Department of Biological Engineering, Graduate School of Science and Engineering, Yamagata University, Yonezawa 992-8510, Japan.
Faculty of Pharmaceutical Science, Mukogawa Women's University, Nishinomiya 663-8179, Japan.
Molecules. 2022 Feb 10;27(4):1191. doi: 10.3390/molecules27041191.

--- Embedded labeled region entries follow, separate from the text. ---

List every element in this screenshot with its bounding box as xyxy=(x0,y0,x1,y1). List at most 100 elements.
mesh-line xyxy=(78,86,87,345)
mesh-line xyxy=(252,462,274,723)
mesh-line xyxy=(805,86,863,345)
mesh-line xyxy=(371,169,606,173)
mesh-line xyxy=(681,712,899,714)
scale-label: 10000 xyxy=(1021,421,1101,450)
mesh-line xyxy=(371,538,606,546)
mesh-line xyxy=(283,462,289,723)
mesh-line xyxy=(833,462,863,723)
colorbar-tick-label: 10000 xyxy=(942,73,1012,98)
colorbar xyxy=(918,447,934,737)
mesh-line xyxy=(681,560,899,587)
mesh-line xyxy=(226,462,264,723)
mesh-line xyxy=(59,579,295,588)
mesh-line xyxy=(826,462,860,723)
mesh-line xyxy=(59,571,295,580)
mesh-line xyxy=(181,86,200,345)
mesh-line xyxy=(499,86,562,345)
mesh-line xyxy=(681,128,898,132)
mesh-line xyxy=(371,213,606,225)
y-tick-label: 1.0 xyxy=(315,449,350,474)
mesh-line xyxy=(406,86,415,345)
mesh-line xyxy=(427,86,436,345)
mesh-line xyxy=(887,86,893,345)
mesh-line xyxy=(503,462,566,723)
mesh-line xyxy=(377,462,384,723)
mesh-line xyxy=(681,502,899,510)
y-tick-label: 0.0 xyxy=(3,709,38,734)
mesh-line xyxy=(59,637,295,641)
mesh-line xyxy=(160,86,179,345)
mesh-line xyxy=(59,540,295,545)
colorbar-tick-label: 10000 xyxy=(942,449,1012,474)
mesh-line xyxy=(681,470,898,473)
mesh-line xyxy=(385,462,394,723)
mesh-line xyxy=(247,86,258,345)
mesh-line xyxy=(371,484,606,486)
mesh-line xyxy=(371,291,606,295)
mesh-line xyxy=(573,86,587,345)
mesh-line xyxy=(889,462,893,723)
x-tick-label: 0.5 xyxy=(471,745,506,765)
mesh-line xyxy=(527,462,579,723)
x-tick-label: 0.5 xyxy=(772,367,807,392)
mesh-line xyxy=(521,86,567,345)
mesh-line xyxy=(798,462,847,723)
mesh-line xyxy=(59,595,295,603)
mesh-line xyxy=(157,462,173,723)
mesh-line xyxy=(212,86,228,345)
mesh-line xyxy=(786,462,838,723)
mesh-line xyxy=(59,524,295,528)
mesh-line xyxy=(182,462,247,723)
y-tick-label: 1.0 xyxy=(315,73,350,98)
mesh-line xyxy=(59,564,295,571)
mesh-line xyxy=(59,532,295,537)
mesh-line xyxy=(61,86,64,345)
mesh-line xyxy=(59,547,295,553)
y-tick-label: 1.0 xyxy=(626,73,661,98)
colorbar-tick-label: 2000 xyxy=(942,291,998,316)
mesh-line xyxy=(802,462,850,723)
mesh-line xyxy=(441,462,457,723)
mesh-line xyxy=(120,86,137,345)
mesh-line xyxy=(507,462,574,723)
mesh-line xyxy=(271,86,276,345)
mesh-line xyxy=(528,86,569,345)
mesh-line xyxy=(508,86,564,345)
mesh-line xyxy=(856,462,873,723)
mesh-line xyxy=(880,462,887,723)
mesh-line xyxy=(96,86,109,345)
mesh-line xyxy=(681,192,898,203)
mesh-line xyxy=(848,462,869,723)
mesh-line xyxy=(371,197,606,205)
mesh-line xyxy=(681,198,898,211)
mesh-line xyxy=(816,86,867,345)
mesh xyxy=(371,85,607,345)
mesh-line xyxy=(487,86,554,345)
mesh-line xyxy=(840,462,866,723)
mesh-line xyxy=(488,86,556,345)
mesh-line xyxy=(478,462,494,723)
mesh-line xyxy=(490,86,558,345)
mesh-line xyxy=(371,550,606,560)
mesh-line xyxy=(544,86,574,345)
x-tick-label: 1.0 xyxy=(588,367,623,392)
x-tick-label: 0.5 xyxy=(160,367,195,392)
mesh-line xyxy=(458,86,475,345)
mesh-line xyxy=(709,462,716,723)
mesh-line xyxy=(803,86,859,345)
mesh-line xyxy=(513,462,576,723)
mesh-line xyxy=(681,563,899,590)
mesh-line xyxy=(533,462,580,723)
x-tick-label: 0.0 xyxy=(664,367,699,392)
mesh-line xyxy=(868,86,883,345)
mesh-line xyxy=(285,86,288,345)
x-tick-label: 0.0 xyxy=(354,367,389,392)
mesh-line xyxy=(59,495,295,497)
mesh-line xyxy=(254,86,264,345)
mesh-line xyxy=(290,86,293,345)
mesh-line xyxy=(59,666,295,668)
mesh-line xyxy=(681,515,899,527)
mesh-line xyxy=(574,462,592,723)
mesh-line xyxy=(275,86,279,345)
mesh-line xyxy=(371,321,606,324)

The burkholdines are a family of cyclic lipopeptides reported to exhibit antifungal activity. We synthesized a series of 18 burkholdine analogues in good yield by conventional Fmoc-SPPS followed by cyclization with DIPCI/HOBt in the solution phase. Although none of the synthesized peptides exhibited antifungal activity, several did potentiate the antibiotic effect of the antibiotic G418, including the Thr-bearing Bk analogue () and the tartaramide-bearing Bk analogue (). This work exemplifies the potential of burkholdine analogues as potentiating agents.
伯克霍尔德菌素是一类具有抗真菌活性的环脂肽。我们通过常规的 Fmoc-SPPS 合成了一系列 18 个伯克霍尔德菌素类似物,然后在溶液相中用 DIPCI/HOBt 进行环化反应。虽然合成的肽都没有抗真菌活性,但有几个能够增强抗生素 G418 的作用,包括含有 Thr 的伯克霍尔德菌素类似物 () 和含有酒石酰胺的伯克霍尔德菌素类似物 ()。这项工作说明了伯克霍尔德菌素类似物作为增效剂的潜力。